How the pandemic led PepsiCo to create Cheetos Mac ’n Cheese

Eight years ago, PepsiCo thought design mostly applied to highly engineered products, not consumer packaged goods.

But then the food and beverage giant hired Mauro Porcini, the company’s first chief design officer. “It was an educational experience for us to have somebody like Mauro explain what design can do,” says PepsiCo global chief commercial officer Ram Krishnan, speaking Tuesday at a Fortune virtual event called “Resilience by Design: Driving Business Transformation.” IBM and Salesforce co-presented the talk.

Porcini’s rise at PepsiCo is part of a broader recognition in corporate America of the value of design, resulting in the elevation of chief design officers to C-suite roles.

Porcini says that it’s the role of designers to behave almost like anthropologists and look at what’s going on the world in order to identify opportunities out of frustrations, desires, and dreams.

When the pandemic hit, he says, “We needed to be out there really understanding what was happening.” The problem, he adds, was the level of uncertainty about the short, medium, and long term.

PepsiCo used typical methodologies of design thinking in trying to understand people’s response to the pandemic; it considered how it should react within the context of its portfolio and industry and then came up with prototype solutions.

As examples, Porcini points to the launch of Cheetos Mac ’n Cheese—what he calls a “celebration of comfort food”—and Driftwell, which is meant to help consumers unwind.

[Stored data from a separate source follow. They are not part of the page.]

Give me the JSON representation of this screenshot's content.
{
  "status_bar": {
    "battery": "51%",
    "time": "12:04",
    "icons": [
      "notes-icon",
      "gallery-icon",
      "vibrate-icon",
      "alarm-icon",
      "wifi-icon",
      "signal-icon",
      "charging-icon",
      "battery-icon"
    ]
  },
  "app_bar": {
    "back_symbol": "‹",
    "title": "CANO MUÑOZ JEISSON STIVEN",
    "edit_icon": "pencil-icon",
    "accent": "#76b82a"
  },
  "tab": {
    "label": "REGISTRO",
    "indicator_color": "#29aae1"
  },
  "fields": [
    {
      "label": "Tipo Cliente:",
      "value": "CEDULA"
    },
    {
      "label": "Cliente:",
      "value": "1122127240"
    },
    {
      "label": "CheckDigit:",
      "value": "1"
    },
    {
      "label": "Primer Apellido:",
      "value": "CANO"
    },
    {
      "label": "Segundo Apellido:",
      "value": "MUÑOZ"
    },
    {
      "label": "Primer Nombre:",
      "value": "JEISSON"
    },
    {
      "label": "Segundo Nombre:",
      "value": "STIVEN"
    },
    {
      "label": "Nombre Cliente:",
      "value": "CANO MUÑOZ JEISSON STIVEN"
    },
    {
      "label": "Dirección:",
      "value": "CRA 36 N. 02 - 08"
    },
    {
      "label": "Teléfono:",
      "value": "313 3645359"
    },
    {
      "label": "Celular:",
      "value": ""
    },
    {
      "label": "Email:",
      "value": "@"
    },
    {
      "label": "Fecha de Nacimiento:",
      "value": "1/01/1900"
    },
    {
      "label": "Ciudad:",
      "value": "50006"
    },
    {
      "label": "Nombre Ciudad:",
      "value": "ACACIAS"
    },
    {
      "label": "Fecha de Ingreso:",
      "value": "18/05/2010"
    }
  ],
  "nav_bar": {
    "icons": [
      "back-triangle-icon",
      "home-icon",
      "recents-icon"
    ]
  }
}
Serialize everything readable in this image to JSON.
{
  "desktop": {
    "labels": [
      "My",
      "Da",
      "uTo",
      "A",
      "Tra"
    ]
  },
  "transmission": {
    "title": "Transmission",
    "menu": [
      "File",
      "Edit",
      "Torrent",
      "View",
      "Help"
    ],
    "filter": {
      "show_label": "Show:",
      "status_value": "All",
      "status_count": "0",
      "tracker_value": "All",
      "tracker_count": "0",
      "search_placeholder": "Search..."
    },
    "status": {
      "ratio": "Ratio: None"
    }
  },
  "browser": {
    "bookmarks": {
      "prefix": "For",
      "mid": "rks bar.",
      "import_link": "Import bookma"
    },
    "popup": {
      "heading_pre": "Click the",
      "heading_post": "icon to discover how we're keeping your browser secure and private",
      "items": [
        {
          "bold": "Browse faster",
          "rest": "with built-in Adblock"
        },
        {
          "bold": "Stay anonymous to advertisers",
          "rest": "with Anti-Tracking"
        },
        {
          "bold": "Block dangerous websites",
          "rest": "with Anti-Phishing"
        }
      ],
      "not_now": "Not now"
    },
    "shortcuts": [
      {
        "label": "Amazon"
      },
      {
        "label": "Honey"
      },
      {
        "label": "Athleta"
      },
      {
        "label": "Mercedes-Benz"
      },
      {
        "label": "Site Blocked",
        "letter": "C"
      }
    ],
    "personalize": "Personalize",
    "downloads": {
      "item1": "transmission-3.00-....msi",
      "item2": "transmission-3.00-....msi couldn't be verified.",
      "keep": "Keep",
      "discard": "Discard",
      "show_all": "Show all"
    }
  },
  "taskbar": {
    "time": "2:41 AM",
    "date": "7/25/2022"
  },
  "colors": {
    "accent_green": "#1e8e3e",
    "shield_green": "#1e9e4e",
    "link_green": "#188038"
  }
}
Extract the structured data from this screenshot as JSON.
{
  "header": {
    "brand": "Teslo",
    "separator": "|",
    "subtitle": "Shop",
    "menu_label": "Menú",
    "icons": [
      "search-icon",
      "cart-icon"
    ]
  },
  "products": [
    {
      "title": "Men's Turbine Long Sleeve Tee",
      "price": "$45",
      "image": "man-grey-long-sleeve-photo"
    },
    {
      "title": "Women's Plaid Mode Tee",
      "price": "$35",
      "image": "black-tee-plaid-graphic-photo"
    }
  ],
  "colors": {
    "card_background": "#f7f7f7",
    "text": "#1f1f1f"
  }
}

In the past year, PepsiCo has developed a new corporate structure that integrates all of its commercial functions—design as well as marketing, sales, e-commerce, and research and development—under one team that reports to Krishnan in a newly created role.

“That has accelerated the role of design within PepsiCo, moving from just looking at aesthetics to looking at genuine consumer experience,” he says. The new structure has also seen new products brought to market 30% faster, he notes.

The way PepsiCo has come to embrace design throughout the company is exemplified in how it now thinks about budgeting, which, Krishnan says, is one of the biggest fundamental shifts. Rather than Porcini having to ask for funding, “it’s now every function wanting to fund design because they see the impact designers have,” says Krishnan.

Porcini says that since 2014 the company has been measuring the return on investment of design: “It has been a major enabler to show that we should create a design function in-house because it can move with higher agility and better quality at a lower cost.”